1929 US Admiral Richard Evelyn Byrd, with the assistance of his first pilot Bernt Balchen and two other crew members, became the first person to fly over the South Pole on November 29, 1929. They completed the historic flight aboard a Ford Trimotor aircraft named the "Floyd Bennett." Myrd and his crew took off from the Little America base in the Antarctic and made the successful flight over the South Pole, returning safely to their base.


1946 Pinwright's Progress, the world's first regular half-hour televised sitcom, was debuted on the BBC Television Service on November 29, 1946.  The show was was about the adventures of J. Pinwright, the proprietor of the smallest multiple store in the world. The ten episodes aired fortnightly in alternation with the light entertainment show Kaleidoscope. They were broadcast live from the BBC studios at Alexandra Palace.

1948 Roller derby is a contact sport played by two teams of five members. It has its origins in the banked-track roller skating marathons of the 1930s, and by 1940 had become a popular American sport. On November 29, 1948, Roller Derby debuted on New York television—broadcasting well before television viewership was widespread.


1972 University of Utah engineering student Nolan Bushnell constructed Pong, the first commercially successful video game, which could be linked to a television set. Based on table tennis, Pong was commercially released by Atari, on November 29, 1972. Bushnell said it was a game "so simple that any drunk in any bar could play."

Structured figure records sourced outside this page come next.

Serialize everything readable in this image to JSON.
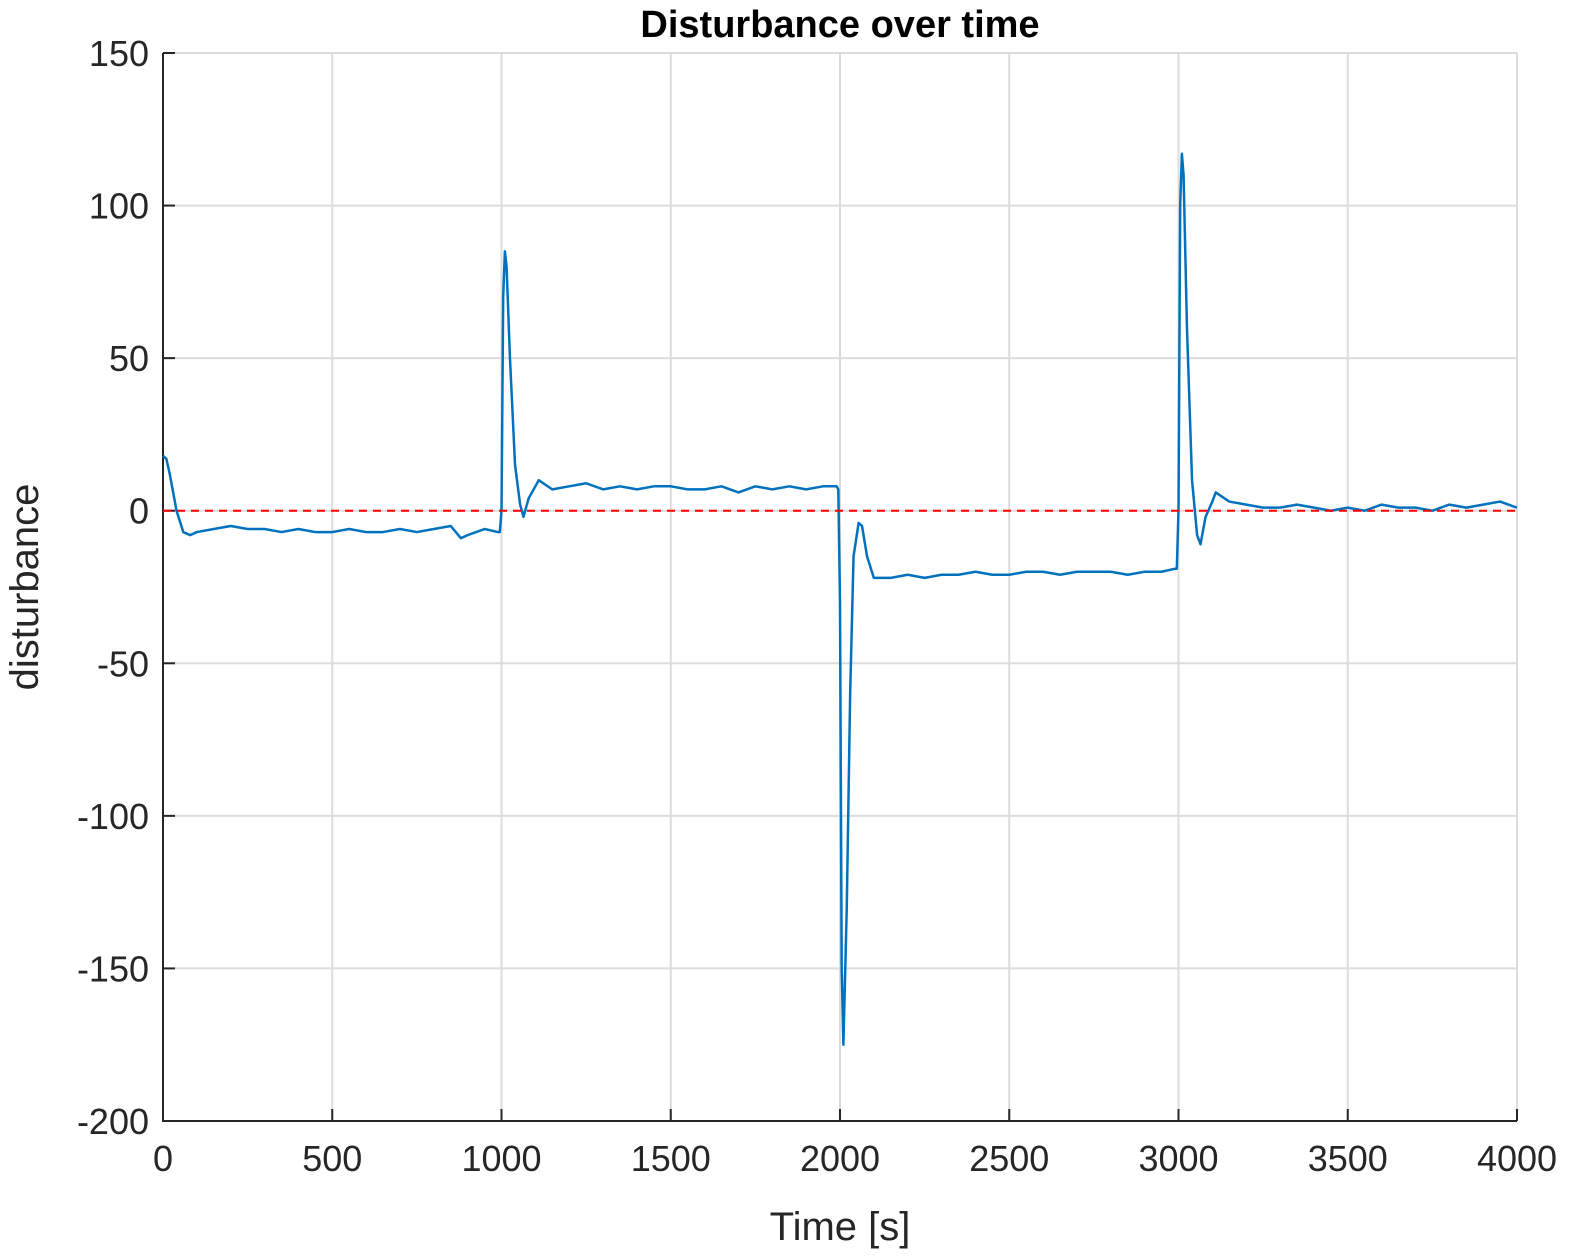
{
  "chart_data": {
    "type": "line",
    "title": "Disturbance over time",
    "xlabel": "Time [s]",
    "ylabel": "disturbance",
    "x": [
      0,
      10,
      20,
      40,
      60,
      80,
      100,
      150,
      200,
      250,
      300,
      350,
      400,
      450,
      500,
      550,
      600,
      650,
      700,
      750,
      800,
      850,
      880,
      900,
      950,
      990,
      995,
      1000,
      1005,
      1010,
      1015,
      1025,
      1040,
      1055,
      1065,
      1080,
      1100,
      1110,
      1150,
      1200,
      1250,
      1300,
      1350,
      1400,
      1450,
      1500,
      1550,
      1600,
      1650,
      1700,
      1750,
      1800,
      1850,
      1900,
      1950,
      1990,
      1995,
      2000,
      2005,
      2010,
      2020,
      2030,
      2040,
      2055,
      2065,
      2080,
      2100,
      2150,
      2200,
      2250,
      2300,
      2350,
      2400,
      2450,
      2500,
      2550,
      2600,
      2650,
      2700,
      2750,
      2800,
      2850,
      2900,
      2950,
      2990,
      2995,
      3000,
      3005,
      3010,
      3015,
      3025,
      3040,
      3055,
      3065,
      3080,
      3100,
      3110,
      3150,
      3200,
      3250,
      3300,
      3350,
      3400,
      3450,
      3500,
      3550,
      3600,
      3650,
      3700,
      3750,
      3800,
      3850,
      3900,
      3950,
      4000
    ],
    "series": [
      {
        "color": "#0072bd",
        "values": [
          18,
          17,
          12,
          0,
          -7,
          -8,
          -7,
          -6,
          -5,
          -6,
          -6,
          -7,
          -6,
          -7,
          -7,
          -6,
          -7,
          -7,
          -6,
          -7,
          -6,
          -5,
          -9,
          -8,
          -6,
          -7,
          -7,
          0,
          70,
          85,
          80,
          50,
          15,
          2,
          -2,
          4,
          8,
          10,
          7,
          8,
          9,
          7,
          8,
          7,
          8,
          8,
          7,
          7,
          8,
          6,
          8,
          7,
          8,
          7,
          8,
          8,
          7,
          -30,
          -150,
          -175,
          -130,
          -60,
          -15,
          -4,
          -5,
          -15,
          -22,
          -22,
          -21,
          -22,
          -21,
          -21,
          -20,
          -21,
          -21,
          -20,
          -20,
          -21,
          -20,
          -20,
          -20,
          -21,
          -20,
          -20,
          -19,
          -19,
          0,
          100,
          117,
          110,
          60,
          10,
          -8,
          -11,
          -2,
          3,
          6,
          3,
          2,
          1,
          1,
          2,
          1,
          0,
          1,
          0,
          2,
          1,
          1,
          0,
          2,
          1,
          2,
          3,
          1
        ]
      }
    ],
    "reference_line": {
      "value": 0,
      "color": "#ff0000",
      "dashed": true
    },
    "xlim": [
      0,
      4000
    ],
    "xticks": [
      0,
      500,
      1000,
      1500,
      2000,
      2500,
      3000,
      3500,
      4000
    ],
    "ylim": [
      -200,
      150
    ],
    "yticks": [
      -200,
      -150,
      -100,
      -50,
      0,
      50,
      100,
      150
    ],
    "grid": true
  }
}
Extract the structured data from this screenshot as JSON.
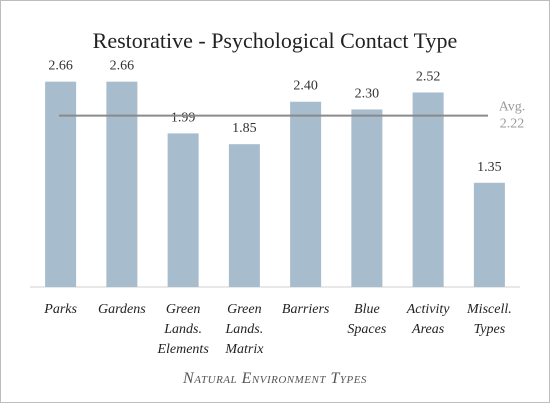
{
  "chart_data": {
    "type": "bar",
    "title": "Restorative - Psychological Contact Type",
    "xlabel": "Natural Environment Types",
    "ylabel": "",
    "categories": [
      [
        "Parks"
      ],
      [
        "Gardens"
      ],
      [
        "Green",
        "Lands.",
        "Elements"
      ],
      [
        "Green",
        "Lands.",
        "Matrix"
      ],
      [
        "Barriers"
      ],
      [
        "Blue",
        "Spaces"
      ],
      [
        "Activity",
        "Areas"
      ],
      [
        "Miscell.",
        "Types"
      ]
    ],
    "values": [
      2.66,
      2.66,
      1.99,
      1.85,
      2.4,
      2.3,
      2.52,
      1.35
    ],
    "value_labels": [
      "2.66",
      "2.66",
      "1.99",
      "1.85",
      "2.40",
      "2.30",
      "2.52",
      "1.35"
    ],
    "ylim": [
      0,
      2.85
    ],
    "average": {
      "label_line1": "Avg.",
      "label_line2": "2.22",
      "value": 2.22
    },
    "grid": false,
    "colors": {
      "bar": "#a7bccd",
      "avg_line": "#8a8a8a",
      "axis": "#d0d0d0"
    }
  }
}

1986 Hollywood great Cary Grant suffered a major stroke in his hotel room prior to performing in his one man show An Evening With Cary Grant at the Adler Theater in Davenport, Iowa, on November 29, 1986. He died later that night at St. Luke's Hospital at at 11.22 pm aged 82.

1991 In 1971 the Bank of England started issuing £5 banknotes featuring the Duke of Wellington.. On the back of the £5 English pound note is a battle scene with a cannon and cavalry. They were withdrawn from circulation on November 29, 1991.


2011 Conrad Murray was the personal physician of Michael Jackson at the time of the singer's passing in 2009. He was sentenced to four years imprisonment for involuntary manslaughter having improperly administered the anesthetic drug that led to the singer's death. Murray was released from prison in 2013 two years ahead of schedule, due to California prison overcrowding, plus good behavior.

2012 On November 29, 2012, the United Nations General Assembly voted to upgrade the status of the Palestinian territories to that of a "non-member observer state." The resolution passed with an overwhelming majority, with 138 votes in favor, 9 against, and 41 abstentions. This move was significant as it implicitly recognized the State of Palestine as a sovereign state, even though it fell short of full membership in the United Nations.

2014 The largest firework display ever in Europe consisted of a stunning 540,382 fireworks in the Norwegian town of Søgne on November 29, 2014. The event was organized by local business Svea Fyrverkerier in cooperation with the local hardware store Sør-Tre. The display lasted for one and a half hours.